Module Type Block format Status
Irmin_git Backend SHA-1 tree/blob/commit Read/write, full Heap.S
Irmin_atproto Backend DAG-CBOR (SHA-256) Read/write, full Heap.S
Irmin_tar Backend SHA-256 file blobs Read/write
Irmin_json Codec In-memory JSON values Read-only (parse JSON blocks)
Irmin_cbor Codec DAG-CBOR blocks Read-only (parse CBOR blocks)
Irmin_oci Codec SHA-256 manifests/layers Read-only (parse OCI manifests)

Full backends implement Heap.S — content-addressed block storage with named refs, put, get, and mem. Codecs provide the dec/enc functions that interpret blocks but do not manage storage.

Architecture#

┌──────────────────────────────────────────┐
│  Schema: codecs, cursors, merge, proofs  │  typed, backend-agnostic
├────────────────────┬─────────────────────┤
│  Sync              │  Worktree           │  coordination
│  gossip / Merkle / │  checkout / status  │
│  Bloom-slice       │  / commit           │
├────────────────────┴──────┬──────────────┤
│  Git heap                 │ ATProto heap │  backend layer
│  (SHA-1, packfiles)       │ (SHA-256)    │
└───────────────────────────┴──────────────┘

Module Structure#

Module Purpose
Irmin.Hash Phantom-typed SHA-1 / SHA-256 hashes
Irmin.Heap Content-addressed block store with named refs
Irmin.Schema.Make(H) Codecs, cursors, merge, diff, proofs over H
Irmin.Sync Backend-agnostic sync (gossip, Merkle, Bloom)
Irmin.Worktree Filesystem checkout / status / commit
Irmin.SHA1 Pre-built Schema.Make for SHA-1
Irmin.SHA256 Pre-built Schema.Make for SHA-256
Irmin_git Git backend
Irmin_atproto ATProto backend
Irmin_oci OCI registry backend
Irmin_json JSON in-memory backend
Irmin_cbor CBOR block backend
Irmin_tar TAR archive backend

Key Concepts#

Heap: A typed, content-addressed persistent store. Blocks are stored and retrieved by hash. Named refs (branches, HEAD) provide mutable entry points. The heap does not interpret blocks — structure is the codec's job.

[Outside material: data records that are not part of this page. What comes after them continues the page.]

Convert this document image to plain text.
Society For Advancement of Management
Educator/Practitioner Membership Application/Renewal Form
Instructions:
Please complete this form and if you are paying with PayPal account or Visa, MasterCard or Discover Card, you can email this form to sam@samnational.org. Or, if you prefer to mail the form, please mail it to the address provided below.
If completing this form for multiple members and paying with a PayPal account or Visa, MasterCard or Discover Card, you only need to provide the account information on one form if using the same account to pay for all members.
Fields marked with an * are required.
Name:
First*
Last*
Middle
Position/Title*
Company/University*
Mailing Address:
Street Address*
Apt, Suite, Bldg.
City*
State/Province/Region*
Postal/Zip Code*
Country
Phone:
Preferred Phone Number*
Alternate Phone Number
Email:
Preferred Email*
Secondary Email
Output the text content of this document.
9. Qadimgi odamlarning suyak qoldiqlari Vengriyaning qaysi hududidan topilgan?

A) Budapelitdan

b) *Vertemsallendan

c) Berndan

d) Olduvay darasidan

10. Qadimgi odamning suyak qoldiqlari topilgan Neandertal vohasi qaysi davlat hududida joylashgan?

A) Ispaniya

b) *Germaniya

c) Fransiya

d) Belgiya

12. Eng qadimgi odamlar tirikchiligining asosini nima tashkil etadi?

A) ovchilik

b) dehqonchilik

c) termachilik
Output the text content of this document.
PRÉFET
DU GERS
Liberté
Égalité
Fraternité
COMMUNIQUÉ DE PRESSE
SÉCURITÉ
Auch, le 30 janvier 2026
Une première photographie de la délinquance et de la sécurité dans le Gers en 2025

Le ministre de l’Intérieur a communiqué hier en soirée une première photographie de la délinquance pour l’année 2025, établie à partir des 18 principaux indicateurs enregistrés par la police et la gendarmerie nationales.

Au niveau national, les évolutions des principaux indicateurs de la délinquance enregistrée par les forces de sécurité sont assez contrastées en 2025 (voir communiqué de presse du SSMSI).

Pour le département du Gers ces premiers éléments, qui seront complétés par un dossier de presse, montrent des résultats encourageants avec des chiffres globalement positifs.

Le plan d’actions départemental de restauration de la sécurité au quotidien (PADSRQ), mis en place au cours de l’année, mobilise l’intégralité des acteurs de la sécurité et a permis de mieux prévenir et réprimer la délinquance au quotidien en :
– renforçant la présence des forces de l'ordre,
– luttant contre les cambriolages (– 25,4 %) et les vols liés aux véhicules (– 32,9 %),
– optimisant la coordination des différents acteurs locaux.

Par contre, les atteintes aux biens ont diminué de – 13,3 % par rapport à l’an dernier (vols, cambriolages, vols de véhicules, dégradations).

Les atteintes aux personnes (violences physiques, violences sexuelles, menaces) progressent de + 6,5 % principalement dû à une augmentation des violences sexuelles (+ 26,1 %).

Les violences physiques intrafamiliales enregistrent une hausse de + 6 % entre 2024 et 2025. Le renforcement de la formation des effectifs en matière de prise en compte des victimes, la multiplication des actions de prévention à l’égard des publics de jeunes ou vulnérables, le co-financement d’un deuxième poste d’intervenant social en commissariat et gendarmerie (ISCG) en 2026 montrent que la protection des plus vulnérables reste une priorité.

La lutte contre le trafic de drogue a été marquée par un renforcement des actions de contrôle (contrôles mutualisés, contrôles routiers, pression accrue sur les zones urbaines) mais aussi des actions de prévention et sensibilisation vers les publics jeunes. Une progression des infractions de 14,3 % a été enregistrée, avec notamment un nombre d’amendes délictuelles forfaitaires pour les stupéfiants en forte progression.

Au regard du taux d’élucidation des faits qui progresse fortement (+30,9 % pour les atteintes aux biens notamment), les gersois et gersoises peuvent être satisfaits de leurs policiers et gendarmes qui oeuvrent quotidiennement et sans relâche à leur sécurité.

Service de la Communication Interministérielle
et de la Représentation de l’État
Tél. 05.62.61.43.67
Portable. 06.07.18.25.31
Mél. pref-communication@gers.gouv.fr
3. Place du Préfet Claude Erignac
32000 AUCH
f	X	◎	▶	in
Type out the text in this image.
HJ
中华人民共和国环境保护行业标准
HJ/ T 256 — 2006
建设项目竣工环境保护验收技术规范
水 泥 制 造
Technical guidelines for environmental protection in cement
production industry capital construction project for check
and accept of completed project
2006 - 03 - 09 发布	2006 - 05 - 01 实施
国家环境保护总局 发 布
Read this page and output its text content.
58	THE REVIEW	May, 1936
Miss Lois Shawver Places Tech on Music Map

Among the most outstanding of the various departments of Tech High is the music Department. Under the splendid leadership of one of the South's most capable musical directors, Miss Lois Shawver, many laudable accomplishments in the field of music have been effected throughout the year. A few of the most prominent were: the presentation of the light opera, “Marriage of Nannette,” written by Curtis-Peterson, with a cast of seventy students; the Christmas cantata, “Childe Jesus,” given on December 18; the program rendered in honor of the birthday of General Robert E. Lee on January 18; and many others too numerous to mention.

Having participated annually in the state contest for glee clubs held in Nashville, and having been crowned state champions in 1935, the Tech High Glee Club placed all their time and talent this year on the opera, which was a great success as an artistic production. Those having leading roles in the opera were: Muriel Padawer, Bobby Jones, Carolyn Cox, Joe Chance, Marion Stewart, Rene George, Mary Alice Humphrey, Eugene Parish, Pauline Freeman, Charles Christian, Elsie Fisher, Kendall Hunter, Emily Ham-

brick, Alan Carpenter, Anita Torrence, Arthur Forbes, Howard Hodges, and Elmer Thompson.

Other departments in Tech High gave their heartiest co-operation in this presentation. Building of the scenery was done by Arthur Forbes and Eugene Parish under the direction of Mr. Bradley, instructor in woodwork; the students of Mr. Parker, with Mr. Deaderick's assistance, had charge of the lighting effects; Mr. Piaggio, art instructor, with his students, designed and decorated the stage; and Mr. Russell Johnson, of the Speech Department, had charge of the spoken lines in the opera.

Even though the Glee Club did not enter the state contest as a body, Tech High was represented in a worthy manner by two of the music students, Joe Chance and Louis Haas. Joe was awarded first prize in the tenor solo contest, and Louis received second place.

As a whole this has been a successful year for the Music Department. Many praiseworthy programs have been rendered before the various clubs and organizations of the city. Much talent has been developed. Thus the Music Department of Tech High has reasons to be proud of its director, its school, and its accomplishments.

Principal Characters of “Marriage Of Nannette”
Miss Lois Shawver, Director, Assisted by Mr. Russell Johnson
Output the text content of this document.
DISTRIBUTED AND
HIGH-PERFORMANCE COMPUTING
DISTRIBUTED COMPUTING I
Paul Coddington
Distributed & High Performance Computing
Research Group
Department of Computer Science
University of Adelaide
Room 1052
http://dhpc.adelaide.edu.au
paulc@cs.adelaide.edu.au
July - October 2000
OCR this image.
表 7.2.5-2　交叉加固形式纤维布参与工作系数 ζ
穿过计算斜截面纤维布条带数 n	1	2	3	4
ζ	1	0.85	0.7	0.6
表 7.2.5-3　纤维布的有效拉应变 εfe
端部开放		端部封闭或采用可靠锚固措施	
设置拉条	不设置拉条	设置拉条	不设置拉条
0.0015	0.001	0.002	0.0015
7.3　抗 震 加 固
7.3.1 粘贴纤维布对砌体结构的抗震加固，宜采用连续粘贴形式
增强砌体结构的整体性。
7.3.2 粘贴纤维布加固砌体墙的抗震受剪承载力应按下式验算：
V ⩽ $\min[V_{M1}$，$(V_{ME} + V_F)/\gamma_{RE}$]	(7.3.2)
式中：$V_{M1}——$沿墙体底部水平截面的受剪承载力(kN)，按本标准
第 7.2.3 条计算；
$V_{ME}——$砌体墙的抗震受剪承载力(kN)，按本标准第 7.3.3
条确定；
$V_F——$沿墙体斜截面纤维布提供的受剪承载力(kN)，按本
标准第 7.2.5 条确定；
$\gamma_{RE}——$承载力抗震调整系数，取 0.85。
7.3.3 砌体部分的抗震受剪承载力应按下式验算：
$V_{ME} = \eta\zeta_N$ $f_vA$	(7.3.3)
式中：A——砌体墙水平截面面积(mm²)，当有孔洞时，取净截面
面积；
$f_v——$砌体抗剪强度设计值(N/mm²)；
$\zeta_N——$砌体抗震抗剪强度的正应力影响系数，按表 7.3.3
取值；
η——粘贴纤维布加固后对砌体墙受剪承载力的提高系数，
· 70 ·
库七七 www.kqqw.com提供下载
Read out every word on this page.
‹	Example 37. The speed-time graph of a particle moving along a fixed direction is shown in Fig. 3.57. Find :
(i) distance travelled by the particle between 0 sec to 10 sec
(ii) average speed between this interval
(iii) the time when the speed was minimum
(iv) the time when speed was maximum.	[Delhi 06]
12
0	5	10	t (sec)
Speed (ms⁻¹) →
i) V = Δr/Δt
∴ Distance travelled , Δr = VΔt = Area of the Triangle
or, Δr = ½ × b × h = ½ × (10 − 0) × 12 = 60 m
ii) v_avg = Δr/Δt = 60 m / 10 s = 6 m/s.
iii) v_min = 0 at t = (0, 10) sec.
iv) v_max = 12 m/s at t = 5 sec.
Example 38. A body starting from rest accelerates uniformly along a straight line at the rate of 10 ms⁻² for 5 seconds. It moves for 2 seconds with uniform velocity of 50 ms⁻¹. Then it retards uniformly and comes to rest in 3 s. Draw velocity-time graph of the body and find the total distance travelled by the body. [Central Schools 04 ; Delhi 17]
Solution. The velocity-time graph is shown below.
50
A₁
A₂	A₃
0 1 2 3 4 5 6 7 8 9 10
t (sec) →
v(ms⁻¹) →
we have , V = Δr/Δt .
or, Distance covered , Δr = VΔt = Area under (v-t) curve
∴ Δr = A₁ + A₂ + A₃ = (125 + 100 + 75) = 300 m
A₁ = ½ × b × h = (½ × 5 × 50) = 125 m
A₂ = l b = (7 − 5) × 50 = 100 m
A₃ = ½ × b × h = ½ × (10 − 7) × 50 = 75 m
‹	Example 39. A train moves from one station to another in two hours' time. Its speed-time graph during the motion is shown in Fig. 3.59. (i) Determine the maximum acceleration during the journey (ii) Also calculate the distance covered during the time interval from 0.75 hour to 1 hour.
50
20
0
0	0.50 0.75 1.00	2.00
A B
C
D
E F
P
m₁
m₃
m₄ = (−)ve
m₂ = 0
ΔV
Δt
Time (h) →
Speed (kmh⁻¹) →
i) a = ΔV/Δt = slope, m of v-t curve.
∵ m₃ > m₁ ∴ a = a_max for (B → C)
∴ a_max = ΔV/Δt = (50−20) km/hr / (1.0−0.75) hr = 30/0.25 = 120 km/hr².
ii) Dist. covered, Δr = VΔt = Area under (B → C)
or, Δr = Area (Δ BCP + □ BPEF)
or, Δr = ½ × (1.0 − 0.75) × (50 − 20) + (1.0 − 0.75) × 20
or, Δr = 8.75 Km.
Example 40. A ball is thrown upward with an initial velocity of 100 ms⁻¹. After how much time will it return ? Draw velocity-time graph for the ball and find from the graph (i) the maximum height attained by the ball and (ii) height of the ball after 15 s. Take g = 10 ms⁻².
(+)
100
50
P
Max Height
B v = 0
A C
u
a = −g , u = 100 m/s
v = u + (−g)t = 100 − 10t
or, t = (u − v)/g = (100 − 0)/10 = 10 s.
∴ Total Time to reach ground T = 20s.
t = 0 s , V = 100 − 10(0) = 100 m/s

Codec: A typed description of a block at one level of the DAG. Codecs carry a MIME-style name, a decode/encode pair, an optional merge function, and navigation rules that map child names to codecs. The fix combinator handles recursive structures (trees that contain trees).

Cursor: A position in the DAG with a known value type. Reads are lazy: step descends to a child by name or typed field, fetching the block only when needed. Writes accumulate locally until flush persists them.

Proof: A subheap recording every block read during a computation. produce runs a function against a full heap and captures the reads; verify replays the function against the subheap alone, confirming the result without trusting the full store.

Sync: The protocol for exchanging blocks between stores. Irmin provides three default strategies: anti-entropy gossip (exchange head lists), Merkle descent (walk the DAG to find divergence), and Bloom-slice sync (probabilistic set difference using layered Bloom filters — efficient for large DAGs with small deltas).